Я откатилась в кресле от мощного микроскопа «Никон».

— Если бы эту штуковину можно было научить трахаться, ты бы и без меня спокойно обошлась! — Бентон злобно сверкнул на меня горящим, точно бушующие под микроскопом клетки, взглядом. Он стоял бледный в пижамных брюках, его профиль был резко очерчен светом настольной лампы, грудь вздымалась и блестела от пота, на руках вздулись вены, седые волосы прилипли ко лбу. Я поинтересовалась, чего ради он так негодует, и Бентон, яростно тыча в меня пальцем, скомандовал, чтобы я немедленно отправлялась в постель.

Тут Анна меня останавливает:

— Что-нибудь предшествовало этому случаю? Какая-нибудь ситуация, предупреждение? — Она тоже неплохо знала Бентона. Этот человек не мог так себя вести; возникало ощущение, будто его телом овладел пришелец.

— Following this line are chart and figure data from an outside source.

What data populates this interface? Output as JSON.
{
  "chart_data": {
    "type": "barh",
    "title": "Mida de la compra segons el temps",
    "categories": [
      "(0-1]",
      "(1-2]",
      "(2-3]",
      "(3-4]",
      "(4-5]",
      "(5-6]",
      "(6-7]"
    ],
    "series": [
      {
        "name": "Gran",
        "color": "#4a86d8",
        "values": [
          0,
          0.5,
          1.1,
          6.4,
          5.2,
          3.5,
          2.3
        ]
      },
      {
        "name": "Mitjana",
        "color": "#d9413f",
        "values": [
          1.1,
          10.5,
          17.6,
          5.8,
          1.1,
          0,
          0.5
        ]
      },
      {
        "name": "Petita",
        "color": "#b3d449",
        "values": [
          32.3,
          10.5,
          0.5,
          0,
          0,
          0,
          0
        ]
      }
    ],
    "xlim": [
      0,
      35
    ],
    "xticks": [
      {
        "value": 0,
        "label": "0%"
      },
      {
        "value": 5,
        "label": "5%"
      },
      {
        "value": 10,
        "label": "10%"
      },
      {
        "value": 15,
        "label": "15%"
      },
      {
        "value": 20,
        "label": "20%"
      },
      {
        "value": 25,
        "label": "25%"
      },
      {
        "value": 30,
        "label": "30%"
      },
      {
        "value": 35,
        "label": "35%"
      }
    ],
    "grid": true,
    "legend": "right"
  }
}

— Ничего подобного. Никаких предупреждений. — Я медленно, без остановки раскачиваюсь в кресле. В камине потрескивают тлеющие угли. — И уж где меньше всего мне хотелось оказаться в тот момент, так это с ним в постели. Бентон, может, и был лучшим судебным психологом ФБР, однако со всем своим умением читать мысли других порой он становился чужим и холодным как камень. Я не собиралась всю ночь пялиться в потолок и слушать, как он молчит, отвернувшись от меня, и почти не дышит. Но чего я за ним прежде не замечала, так это жестокости. Никогда в жизни он не допускал по отношению ко мне такой оскорбительной требовательности. Может, чего-то другого в наших отношениях и недоставало, а вот взаимного уважения всегда было вдоволь.

— Он объяснил, что ты сделала не так? — Анна заставляет меня анализировать.

Кисло улыбаюсь:

— Когда про микроскоп рявкнул, я все поняла. — Мы с Бентоном прекрасно уживались в моем доме, однако он чувствовал себя в нем только гостем. Дом принадлежит мне, как и все, что в нем находится. В последний год своей жизни Бентон разочаровался в работе. Теперь, когда я оглядываюсь на те времена, понимаю, что он устал, в его жизни исчезла цель, он боялся надвигающейся старости. Все это подрывало нашу близость. Секс в отношениях стал сродни заброшенному аэропорту, который на расстоянии выглядит функционирующим, однако в диспетчерской никого нет и нет ни взлетов, ни посадок; мы в него наведывались лишь эпизодически, из чувства долга и по привычке, наверное.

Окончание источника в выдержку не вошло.